No dia 13 de Novembro último, Pete Hegseth, secretário (ministro) da Guerra de Trump, lançou a operação Southern Spear (Lança Meridional). É o nome de código de todas as operações militares conduzidas pelos Estados Unidos na América do Sul, oficialmente em nome da «luta contra os narcotraficantes». Como Trump não tem parado de acusar os governos venezuelano e colombiano de serem «narcoterroristas», a dita operação equivale a uma declaração de guerra a estes países.
A guerra de facto no mar das Caraíbas já começou. Trump pôs uma verdadeira armada a cruzar ao largo das costas venezuelana e colombiana, à qual recentemente se juntou o USS Gerald Ford, o maior porta-aviões do mundo. Desde 2 de Setembro, o exército americano procedeu à eliminação de vinte embarcações no mar das Caraíbas. As oitenta vítimas foram apresentadas como «narcos» (traficantes de droga), enquanto fontes colombianas e venezuelanas indicam que os assassinados eram essencialmente pescadores ou migrantes.
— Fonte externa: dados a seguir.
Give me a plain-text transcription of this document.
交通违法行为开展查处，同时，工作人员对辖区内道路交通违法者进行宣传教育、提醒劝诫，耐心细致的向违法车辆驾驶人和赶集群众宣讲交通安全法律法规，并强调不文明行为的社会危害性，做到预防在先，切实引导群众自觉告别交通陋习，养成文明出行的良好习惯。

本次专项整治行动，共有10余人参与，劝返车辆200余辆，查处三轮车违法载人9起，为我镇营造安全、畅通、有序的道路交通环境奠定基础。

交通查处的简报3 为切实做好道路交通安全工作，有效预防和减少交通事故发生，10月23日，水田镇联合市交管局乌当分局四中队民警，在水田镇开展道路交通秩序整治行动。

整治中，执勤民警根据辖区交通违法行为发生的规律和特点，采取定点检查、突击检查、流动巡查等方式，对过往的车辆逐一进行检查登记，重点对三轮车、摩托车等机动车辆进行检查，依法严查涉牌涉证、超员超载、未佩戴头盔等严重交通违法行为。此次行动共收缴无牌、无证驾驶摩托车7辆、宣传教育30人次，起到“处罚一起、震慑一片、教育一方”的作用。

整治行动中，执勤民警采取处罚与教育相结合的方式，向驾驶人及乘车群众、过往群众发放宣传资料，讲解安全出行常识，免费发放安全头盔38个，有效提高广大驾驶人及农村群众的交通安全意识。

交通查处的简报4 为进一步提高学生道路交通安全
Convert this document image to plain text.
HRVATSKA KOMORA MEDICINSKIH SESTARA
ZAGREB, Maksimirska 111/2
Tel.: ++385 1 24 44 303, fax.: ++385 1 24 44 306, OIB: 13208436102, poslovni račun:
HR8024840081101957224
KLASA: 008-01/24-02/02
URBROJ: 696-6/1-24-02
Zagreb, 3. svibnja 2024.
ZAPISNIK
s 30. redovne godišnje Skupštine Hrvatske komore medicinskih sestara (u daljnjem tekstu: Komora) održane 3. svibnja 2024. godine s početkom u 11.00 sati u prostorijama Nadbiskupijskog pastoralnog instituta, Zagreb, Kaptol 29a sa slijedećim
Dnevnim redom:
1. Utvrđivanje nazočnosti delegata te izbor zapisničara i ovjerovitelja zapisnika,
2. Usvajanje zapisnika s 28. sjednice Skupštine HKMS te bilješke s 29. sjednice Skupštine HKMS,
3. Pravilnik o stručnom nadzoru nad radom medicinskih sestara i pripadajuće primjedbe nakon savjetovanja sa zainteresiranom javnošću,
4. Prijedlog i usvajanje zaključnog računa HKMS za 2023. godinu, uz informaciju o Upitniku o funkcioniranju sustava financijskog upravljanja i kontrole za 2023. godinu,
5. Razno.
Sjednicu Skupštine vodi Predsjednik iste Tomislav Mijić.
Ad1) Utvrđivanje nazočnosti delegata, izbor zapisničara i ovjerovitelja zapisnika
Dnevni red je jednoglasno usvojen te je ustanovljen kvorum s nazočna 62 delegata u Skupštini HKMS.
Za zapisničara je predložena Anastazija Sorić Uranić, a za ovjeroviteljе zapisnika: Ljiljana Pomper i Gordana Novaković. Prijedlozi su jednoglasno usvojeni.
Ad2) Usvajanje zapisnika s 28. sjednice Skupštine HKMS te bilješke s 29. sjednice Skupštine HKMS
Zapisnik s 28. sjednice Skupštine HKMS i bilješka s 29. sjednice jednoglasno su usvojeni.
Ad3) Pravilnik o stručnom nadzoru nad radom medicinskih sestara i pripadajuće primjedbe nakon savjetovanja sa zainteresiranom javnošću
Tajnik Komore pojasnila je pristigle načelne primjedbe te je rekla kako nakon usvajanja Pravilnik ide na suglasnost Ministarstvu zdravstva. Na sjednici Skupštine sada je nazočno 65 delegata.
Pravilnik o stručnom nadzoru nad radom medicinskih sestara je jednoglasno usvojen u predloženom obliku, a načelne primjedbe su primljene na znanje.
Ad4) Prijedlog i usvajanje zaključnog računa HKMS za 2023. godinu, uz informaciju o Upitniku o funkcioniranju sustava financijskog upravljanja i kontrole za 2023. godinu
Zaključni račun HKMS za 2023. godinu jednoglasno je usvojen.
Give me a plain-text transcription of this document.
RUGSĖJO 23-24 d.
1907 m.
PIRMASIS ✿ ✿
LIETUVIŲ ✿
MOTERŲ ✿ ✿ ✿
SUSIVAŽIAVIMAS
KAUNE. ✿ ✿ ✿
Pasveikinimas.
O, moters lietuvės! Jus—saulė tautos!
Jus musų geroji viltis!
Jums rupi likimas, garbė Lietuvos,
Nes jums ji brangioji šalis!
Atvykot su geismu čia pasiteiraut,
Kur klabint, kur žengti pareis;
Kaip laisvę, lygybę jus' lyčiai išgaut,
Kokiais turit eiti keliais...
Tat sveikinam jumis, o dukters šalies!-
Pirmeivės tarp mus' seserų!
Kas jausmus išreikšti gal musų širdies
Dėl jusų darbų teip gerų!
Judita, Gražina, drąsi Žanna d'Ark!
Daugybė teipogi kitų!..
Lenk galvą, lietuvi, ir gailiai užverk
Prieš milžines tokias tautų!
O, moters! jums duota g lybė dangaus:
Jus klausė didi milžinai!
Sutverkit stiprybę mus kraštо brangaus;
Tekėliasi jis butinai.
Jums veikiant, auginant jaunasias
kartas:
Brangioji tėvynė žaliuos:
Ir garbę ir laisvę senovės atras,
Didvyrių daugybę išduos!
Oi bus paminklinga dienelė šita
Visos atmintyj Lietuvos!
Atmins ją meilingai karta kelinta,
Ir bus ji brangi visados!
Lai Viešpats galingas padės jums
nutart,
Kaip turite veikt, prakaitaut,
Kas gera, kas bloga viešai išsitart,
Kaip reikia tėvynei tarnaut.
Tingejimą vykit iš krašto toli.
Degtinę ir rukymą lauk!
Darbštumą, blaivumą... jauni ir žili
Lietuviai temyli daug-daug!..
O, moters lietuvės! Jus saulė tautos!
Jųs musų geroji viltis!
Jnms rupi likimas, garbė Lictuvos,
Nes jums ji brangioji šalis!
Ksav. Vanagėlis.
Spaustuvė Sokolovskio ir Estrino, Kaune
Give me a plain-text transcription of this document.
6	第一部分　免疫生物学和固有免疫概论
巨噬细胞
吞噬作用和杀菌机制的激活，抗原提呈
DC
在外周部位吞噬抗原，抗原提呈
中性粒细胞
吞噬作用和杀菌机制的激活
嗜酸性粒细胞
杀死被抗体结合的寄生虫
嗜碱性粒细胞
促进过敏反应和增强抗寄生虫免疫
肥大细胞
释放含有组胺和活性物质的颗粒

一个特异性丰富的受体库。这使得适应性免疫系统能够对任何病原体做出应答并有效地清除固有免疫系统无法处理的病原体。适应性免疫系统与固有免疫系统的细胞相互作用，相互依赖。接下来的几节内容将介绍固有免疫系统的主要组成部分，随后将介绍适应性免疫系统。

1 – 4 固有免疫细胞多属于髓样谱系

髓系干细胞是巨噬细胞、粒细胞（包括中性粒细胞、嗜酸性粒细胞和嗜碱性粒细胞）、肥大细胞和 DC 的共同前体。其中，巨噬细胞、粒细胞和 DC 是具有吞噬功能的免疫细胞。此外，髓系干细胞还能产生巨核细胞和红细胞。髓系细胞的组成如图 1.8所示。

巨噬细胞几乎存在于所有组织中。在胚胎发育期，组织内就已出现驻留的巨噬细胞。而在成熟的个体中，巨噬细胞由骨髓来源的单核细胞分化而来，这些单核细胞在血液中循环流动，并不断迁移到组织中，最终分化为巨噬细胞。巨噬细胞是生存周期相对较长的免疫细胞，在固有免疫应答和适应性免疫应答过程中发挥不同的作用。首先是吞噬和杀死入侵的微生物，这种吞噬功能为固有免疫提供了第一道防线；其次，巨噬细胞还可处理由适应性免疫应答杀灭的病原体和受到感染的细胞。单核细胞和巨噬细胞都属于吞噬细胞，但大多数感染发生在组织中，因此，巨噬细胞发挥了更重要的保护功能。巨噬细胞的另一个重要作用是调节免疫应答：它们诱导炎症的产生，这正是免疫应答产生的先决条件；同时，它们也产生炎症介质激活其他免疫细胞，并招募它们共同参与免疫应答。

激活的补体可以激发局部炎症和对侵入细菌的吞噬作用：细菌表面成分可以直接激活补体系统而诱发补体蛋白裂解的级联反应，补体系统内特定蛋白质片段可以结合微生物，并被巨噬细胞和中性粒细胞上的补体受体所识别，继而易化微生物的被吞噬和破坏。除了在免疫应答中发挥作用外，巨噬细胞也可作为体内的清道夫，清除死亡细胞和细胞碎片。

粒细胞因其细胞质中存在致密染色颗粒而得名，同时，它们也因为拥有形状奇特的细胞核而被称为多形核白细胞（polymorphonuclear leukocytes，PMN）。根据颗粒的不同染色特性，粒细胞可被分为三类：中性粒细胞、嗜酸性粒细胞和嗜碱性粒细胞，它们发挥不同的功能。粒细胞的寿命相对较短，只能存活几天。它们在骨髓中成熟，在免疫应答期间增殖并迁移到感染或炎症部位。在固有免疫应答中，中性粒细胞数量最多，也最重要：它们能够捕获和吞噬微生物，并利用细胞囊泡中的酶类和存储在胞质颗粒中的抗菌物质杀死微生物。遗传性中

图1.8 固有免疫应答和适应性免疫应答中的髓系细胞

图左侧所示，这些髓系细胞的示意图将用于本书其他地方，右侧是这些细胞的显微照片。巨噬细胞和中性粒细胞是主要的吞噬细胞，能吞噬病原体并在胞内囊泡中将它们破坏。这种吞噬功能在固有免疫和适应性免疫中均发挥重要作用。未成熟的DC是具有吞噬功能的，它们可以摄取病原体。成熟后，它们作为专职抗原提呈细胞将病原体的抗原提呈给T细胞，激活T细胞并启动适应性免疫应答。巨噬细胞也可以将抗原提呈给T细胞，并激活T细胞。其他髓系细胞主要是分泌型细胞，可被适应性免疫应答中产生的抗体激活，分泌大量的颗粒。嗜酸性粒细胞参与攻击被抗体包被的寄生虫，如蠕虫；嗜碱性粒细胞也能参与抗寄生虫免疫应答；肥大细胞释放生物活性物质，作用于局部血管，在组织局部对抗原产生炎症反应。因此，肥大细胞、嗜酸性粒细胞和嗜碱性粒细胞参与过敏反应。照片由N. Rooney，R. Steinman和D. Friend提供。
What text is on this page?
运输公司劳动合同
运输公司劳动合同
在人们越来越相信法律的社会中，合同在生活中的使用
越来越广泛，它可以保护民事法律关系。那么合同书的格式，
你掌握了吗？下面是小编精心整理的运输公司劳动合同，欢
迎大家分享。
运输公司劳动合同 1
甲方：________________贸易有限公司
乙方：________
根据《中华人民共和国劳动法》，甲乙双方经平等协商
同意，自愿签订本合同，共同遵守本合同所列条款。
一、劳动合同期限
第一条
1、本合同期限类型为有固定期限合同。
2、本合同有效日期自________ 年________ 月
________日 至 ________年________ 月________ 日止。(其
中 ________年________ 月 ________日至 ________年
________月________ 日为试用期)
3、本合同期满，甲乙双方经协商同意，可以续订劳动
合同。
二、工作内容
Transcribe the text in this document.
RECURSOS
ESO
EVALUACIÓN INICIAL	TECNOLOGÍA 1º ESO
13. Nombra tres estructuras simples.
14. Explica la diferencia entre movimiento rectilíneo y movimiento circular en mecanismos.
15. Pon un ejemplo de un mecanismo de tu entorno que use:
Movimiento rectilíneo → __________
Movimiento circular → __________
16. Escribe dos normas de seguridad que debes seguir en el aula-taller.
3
Trump já havia tornado pública a autorização dada à CIA para realizar «operações clandestinas» em território venezuelano. Por outras palavras: preparar um golpe de Estado, na longa tradição da política imperialista americana na América Latina. A 28 de Outubro, a agência de notícias americana Associated Press revelou tentativas frustradas de subornar o piloto do presidente venezuelano, Maduro, no propósito de organizar o desvio do avião presidencial.
Por trás da vontade de Trump de ditar a sua lei na América Latina está a vontade do capital financeiro dos Estados Unidos de pôr as mãos nas riquezas que lhe escapam, em particular as maiores reservas mundiais de petróleo, posse da Venezuela, ainda que para isso seja preciso ir para a guerra contra o governo de Maduro. É disso que se trata, não da política de Maduro, a respeito da qual cada um há-de ter a sua própria opinião.
É por isso que os trabalhadores do mundo estão incondicionalmente ao lado dos seus irmãos e irmãs da Venezuela contra qualquer agressão e ingerência de Trump na América Latina.